Históricamente, la denuncia de cuentas asociadas a la extorsión ha sido una tarea complicada. La falta de mecanismos efectivos ha dificultado la identificación y el seguimiento de los delincuentes. A pesar de los esfuerzos por parte de las autoridades, las denuncias por sí solas no son suficientes para detener el flujo de recursos obtenidos de manera ilícita.
La reciente decisión de la Unidad de Inteligencia Financiera (UIF) de colaborar con la Asociación de Bancos de México (ABM) para desarrollar una guía específica destinada a detectar operaciones vinculadas con la extorsión representa un avance crucial. Este documento no es meramente un trámite administrativo, sino un reconocimiento de que la extorsión sigue siendo un problema significativo y que los grupos criminales han perfeccionado sus métodos para utilizar el sistema bancario en la dispersión y el lavado de dinero.
Distinguir entre la amenaza directa de los extorsionadores y el seguimiento del dinero que generan es una tarea compleja. Aunque se han reducido ciertos delitos de alto impacto, la extorsión, que afecta a comerciantes y pequeños negocios, continúa siendo una realidad palpable. La nueva guía tiene como objetivo identificar patrones transaccionales que podrían estar relacionados con recursos obtenidos a través de la extorsión, buscando frenar operaciones que intentan ocultar el origen ilícito de estos fondos.
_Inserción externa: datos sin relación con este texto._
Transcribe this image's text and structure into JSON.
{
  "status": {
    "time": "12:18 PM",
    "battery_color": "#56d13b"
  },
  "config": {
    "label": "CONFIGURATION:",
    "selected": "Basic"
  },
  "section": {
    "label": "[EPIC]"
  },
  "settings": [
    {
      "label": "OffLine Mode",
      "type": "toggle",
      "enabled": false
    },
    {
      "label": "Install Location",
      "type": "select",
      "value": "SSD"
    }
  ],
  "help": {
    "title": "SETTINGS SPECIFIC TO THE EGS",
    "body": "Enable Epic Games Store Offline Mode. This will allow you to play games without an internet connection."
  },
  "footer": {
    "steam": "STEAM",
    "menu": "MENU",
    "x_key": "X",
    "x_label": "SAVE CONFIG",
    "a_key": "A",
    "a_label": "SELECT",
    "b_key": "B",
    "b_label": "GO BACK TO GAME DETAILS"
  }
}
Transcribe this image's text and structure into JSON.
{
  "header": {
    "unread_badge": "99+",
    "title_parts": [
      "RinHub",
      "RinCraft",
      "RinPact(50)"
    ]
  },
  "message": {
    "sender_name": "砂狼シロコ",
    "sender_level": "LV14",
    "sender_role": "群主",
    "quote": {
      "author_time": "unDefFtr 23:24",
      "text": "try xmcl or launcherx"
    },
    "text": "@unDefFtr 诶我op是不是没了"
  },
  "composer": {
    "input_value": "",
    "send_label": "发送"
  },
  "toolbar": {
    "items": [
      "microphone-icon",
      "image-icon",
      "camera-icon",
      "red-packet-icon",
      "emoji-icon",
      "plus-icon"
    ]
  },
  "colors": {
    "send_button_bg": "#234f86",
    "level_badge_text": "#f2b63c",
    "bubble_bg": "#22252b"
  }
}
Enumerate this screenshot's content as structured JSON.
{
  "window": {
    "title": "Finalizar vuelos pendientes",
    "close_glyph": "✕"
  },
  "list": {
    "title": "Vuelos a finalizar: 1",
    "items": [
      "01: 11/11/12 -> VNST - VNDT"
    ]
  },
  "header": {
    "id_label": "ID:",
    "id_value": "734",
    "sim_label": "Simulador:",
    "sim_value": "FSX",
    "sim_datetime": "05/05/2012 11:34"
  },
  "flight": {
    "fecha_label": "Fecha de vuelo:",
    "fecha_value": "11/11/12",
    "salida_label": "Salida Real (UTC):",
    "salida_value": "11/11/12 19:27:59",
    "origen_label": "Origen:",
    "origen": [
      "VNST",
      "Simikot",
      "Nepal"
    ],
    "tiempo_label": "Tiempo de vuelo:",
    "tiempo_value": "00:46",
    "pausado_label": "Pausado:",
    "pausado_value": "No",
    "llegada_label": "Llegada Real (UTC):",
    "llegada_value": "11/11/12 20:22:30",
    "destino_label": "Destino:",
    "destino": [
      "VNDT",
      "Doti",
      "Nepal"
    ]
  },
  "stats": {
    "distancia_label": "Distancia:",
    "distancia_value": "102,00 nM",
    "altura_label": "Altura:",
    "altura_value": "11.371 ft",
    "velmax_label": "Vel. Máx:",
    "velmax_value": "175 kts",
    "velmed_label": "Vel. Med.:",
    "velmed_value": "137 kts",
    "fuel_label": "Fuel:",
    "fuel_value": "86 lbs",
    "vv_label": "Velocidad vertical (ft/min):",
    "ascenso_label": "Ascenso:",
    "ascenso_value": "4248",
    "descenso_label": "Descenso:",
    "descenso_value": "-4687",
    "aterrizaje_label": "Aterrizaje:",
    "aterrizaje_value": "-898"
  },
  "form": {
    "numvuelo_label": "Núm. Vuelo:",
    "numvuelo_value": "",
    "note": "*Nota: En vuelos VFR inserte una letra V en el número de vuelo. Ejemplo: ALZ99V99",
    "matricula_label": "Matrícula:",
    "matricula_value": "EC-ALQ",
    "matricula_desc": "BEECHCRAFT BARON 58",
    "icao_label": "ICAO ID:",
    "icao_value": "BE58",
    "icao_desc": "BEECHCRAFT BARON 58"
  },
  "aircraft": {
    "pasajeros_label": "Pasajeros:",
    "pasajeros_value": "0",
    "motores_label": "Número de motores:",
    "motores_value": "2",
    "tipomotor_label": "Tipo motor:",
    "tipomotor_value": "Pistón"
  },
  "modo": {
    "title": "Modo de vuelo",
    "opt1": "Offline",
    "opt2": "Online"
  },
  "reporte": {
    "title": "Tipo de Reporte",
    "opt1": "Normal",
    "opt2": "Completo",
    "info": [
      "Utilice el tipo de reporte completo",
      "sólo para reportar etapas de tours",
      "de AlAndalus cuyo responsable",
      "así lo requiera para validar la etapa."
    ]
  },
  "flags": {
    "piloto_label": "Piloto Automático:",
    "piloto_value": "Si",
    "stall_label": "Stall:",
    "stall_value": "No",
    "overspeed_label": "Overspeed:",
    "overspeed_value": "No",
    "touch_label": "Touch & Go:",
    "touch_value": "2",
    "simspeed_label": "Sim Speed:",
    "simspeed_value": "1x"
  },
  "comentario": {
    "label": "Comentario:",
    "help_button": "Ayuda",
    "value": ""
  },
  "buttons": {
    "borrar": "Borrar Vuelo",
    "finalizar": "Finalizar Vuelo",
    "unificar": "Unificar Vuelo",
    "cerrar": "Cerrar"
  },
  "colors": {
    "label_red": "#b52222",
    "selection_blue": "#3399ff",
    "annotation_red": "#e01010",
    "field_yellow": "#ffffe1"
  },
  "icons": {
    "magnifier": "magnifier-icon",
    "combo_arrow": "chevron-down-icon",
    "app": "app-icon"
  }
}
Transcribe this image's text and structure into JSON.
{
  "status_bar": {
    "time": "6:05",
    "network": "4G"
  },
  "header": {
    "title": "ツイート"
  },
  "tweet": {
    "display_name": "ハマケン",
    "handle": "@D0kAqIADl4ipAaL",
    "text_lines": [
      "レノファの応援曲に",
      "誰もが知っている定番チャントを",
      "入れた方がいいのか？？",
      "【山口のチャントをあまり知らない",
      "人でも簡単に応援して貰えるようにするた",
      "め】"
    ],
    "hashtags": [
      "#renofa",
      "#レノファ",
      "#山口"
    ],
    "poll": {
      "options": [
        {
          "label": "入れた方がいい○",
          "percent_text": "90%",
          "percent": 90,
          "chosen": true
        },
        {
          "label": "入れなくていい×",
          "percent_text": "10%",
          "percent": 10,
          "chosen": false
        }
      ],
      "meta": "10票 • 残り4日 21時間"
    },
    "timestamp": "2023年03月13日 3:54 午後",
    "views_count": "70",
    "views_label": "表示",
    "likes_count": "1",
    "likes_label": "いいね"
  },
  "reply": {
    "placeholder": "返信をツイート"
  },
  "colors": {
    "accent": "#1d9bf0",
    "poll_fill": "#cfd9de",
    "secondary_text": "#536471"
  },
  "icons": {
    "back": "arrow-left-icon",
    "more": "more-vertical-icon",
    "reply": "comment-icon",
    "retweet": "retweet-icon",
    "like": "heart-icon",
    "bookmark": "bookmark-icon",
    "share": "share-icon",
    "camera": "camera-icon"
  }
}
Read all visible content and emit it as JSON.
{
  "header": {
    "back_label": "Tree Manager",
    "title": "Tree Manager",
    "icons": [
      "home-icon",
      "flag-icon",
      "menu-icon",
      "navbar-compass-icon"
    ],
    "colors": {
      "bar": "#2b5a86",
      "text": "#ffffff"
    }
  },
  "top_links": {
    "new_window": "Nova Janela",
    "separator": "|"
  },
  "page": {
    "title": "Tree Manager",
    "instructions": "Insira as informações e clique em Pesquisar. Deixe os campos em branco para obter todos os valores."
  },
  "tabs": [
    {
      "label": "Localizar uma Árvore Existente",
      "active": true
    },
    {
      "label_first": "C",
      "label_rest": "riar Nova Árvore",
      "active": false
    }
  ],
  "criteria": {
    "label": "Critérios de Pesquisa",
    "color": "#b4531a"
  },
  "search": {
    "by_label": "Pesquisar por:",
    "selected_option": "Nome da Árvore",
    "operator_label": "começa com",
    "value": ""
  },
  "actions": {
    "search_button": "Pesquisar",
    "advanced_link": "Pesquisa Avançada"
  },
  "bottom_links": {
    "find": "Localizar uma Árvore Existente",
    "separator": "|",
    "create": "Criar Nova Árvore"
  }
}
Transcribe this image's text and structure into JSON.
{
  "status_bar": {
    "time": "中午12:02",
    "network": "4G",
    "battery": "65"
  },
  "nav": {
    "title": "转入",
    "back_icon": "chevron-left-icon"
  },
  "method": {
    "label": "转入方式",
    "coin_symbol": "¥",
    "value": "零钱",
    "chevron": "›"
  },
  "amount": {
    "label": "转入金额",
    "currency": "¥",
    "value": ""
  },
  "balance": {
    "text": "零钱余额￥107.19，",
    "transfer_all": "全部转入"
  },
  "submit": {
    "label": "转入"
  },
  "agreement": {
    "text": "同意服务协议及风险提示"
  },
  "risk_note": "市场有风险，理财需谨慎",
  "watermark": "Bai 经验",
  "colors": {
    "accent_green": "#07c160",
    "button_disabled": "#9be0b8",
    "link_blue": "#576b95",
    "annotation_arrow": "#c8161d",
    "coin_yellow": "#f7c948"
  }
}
Es importante destacar la colaboración entre la UIF y la ABM en la creación de esta herramienta. La experiencia operativa de la banca, junto con patrones de comportamiento y mecanismos de monitoreo, son fundamentales para abordar el problema desde una perspectiva de inteligencia financiera, en lugar de limitarse a la intervención policial. Seguir el rastro del dinero se ha convertido en la estrategia más efectiva para desmantelar estructuras criminales.
Sin embargo, este enfoque también revela la magnitud del fenómeno. La creación de una guía especializada indica que la extorsión ha alcanzado un nivel que no puede ser minimizado. Este delito ha dejado de ser exclusivamente “de efectivo” y ahora se vale de transferencias inmediatas, cuentas de terceros, aplicaciones móviles y esquemas de dispersión que dificultan la identificación de los beneficiarios finales. La digitalización financiera ha permitido que el crimen se adapte y evolucione.
La lucha contra la extorsión es monumental. Mientras el sistema financiero fortalece sus filtros, los delincuentes se adaptan rápidamente, cambiando cuentas, triangulando recursos y utilizando identidades prestadas. A pesar de las inversiones significativas que ha realizado la banca en la prevención del lavado de dinero, la extorsión continúa creciendo como uno de los delitos más extendidos en el país.
En este escenario, la colaboración entre el sector financiero y las autoridades es más crucial que nunca. Solo a través de un enfoque coordinado y estratégico se podrá enfrentar este desafío de manera efectiva, protegiendo así a los ciudadanos y fortaleciendo la integridad del sistema financiero en México.